October 29, 1994|From Associated Press

MOSCOW — Alexander I. Solzhenitsyn thundered into Russian politics Friday with his first speech to Parliament--a blistering dissection of post-Soviet life in which democracy remains just a dream.

Lawmakers greeted the gray-bearded writer warmly and applauded often early in his 50-minute speech.
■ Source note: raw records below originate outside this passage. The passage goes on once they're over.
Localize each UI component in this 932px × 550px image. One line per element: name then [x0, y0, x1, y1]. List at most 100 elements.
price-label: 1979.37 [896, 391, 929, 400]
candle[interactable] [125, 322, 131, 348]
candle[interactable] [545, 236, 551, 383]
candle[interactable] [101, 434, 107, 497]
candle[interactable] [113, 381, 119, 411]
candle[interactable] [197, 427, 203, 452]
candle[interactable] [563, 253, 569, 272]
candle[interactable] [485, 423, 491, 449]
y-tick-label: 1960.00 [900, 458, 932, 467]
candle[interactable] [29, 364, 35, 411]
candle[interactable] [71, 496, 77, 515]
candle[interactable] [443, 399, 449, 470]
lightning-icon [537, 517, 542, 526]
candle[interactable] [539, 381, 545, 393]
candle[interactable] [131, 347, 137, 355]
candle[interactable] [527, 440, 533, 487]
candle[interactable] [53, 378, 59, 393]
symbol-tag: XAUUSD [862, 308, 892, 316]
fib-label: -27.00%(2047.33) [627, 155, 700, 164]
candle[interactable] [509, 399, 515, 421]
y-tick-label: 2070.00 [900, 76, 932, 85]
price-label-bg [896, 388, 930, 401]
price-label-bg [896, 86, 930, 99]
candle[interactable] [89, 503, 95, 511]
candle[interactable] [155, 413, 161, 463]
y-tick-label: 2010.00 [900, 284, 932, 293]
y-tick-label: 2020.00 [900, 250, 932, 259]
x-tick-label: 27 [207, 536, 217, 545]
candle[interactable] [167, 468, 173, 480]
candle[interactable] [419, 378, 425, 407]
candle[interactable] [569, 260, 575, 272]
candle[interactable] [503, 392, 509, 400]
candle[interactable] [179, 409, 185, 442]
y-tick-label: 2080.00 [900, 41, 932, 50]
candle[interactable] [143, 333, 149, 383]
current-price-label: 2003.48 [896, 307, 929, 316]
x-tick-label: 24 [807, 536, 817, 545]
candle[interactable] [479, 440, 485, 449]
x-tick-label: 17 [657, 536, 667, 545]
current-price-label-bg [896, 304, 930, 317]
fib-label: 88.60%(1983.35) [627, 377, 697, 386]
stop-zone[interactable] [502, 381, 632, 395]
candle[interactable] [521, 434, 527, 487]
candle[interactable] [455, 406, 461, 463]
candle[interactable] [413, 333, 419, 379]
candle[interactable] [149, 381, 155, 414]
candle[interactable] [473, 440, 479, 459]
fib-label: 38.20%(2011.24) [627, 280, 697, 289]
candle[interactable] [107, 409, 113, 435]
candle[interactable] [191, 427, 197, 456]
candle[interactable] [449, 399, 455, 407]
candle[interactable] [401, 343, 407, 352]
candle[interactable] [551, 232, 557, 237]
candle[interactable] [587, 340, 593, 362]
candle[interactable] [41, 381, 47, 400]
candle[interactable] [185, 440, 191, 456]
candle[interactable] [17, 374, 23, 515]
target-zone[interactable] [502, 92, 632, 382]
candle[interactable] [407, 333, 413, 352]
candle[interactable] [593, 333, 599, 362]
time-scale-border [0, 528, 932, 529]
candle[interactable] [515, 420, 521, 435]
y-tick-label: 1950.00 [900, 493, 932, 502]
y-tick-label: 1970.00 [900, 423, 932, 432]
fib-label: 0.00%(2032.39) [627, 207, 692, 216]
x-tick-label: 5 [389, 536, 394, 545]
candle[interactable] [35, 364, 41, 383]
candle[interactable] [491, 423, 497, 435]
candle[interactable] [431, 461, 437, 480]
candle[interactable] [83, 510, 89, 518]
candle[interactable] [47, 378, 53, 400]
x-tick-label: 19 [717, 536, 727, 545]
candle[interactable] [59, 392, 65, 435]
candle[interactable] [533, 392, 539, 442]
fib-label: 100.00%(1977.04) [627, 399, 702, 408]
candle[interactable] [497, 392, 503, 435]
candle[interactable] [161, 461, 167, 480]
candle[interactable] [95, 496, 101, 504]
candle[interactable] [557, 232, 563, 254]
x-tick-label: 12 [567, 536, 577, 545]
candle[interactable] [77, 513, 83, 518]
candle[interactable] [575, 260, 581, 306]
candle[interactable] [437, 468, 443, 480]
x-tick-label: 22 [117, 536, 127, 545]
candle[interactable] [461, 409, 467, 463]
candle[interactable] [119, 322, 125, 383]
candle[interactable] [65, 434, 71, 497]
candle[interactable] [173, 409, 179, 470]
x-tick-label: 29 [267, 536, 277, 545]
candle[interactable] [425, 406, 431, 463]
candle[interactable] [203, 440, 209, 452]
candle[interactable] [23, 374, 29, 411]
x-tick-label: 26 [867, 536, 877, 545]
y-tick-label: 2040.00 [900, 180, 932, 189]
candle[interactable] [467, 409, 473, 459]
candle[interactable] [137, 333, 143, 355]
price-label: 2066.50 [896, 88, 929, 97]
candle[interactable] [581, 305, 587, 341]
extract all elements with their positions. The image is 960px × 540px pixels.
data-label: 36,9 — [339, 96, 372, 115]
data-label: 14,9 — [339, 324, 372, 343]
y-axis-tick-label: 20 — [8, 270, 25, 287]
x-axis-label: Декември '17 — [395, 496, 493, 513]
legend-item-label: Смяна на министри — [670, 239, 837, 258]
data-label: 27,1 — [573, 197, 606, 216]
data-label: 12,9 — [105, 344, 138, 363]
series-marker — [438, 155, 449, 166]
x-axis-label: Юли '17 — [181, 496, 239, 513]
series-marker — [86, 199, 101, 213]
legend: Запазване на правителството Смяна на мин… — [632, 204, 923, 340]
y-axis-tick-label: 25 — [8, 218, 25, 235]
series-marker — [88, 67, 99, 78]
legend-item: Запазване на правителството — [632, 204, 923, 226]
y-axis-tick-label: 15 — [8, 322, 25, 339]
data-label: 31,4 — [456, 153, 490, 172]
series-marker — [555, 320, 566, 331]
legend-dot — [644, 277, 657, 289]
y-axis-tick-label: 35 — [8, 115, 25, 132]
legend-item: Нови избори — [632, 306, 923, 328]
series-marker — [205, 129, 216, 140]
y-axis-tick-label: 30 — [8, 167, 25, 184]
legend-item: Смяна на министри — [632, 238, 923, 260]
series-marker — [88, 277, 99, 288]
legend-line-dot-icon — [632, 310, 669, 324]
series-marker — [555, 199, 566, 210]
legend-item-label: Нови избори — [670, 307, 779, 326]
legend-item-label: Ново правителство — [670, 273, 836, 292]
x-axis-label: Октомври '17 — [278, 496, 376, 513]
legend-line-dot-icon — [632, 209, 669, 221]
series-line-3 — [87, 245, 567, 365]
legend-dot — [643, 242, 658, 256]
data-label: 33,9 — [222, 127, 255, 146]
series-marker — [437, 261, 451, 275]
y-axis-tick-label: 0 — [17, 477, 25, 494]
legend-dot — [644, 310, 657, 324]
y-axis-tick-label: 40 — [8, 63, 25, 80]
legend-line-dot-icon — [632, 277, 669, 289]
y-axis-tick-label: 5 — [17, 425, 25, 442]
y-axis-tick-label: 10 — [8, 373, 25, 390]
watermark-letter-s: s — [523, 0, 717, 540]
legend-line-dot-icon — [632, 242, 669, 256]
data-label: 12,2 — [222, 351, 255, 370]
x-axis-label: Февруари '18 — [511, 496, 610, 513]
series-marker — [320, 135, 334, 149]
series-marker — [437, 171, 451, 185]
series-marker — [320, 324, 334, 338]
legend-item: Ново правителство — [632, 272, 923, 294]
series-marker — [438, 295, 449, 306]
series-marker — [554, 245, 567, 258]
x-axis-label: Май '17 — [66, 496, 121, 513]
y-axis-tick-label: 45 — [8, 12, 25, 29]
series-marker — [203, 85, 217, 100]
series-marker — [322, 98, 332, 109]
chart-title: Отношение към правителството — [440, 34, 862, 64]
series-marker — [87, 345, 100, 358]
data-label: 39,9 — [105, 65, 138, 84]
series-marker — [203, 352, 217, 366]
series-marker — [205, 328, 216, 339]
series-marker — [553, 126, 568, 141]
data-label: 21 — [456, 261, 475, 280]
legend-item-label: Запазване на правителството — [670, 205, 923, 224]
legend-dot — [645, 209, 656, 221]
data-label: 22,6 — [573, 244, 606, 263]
But they cooled and applause grew sparse as he turned his ire on virtually every political current, from market reformers to Communists to the leaders of restive regions and republics.

The 75-year-old writer, who crossed Russia by train last summer after 20 years in exile, cast himself Friday as a messenger from the suffering people.

But some in the audience of the Duma, Parliament's lower house, wondered whether the Nobel laureate wasn't as out of touch with the Russian people as the politicians he condemned.

Solzhenitsyn ran through the painful changes that have accompanied Russia's post-Soviet turn toward capitalism: crime, inflation, industrial decline, poor health, the dominance of the U.S. dollar.

"Russia is emerging from communism on the most twisted, painful and awkward path," he said.

Solzhenitsyn shouted often and gesticulated dramatically. The country, he argued, is still run by Soviet " nomenklatura turncoats disguised as democrats."

"We must admit honestly, this is not a democracy. Now we have an oligarchy, since the power belongs to a limited number of people," he said.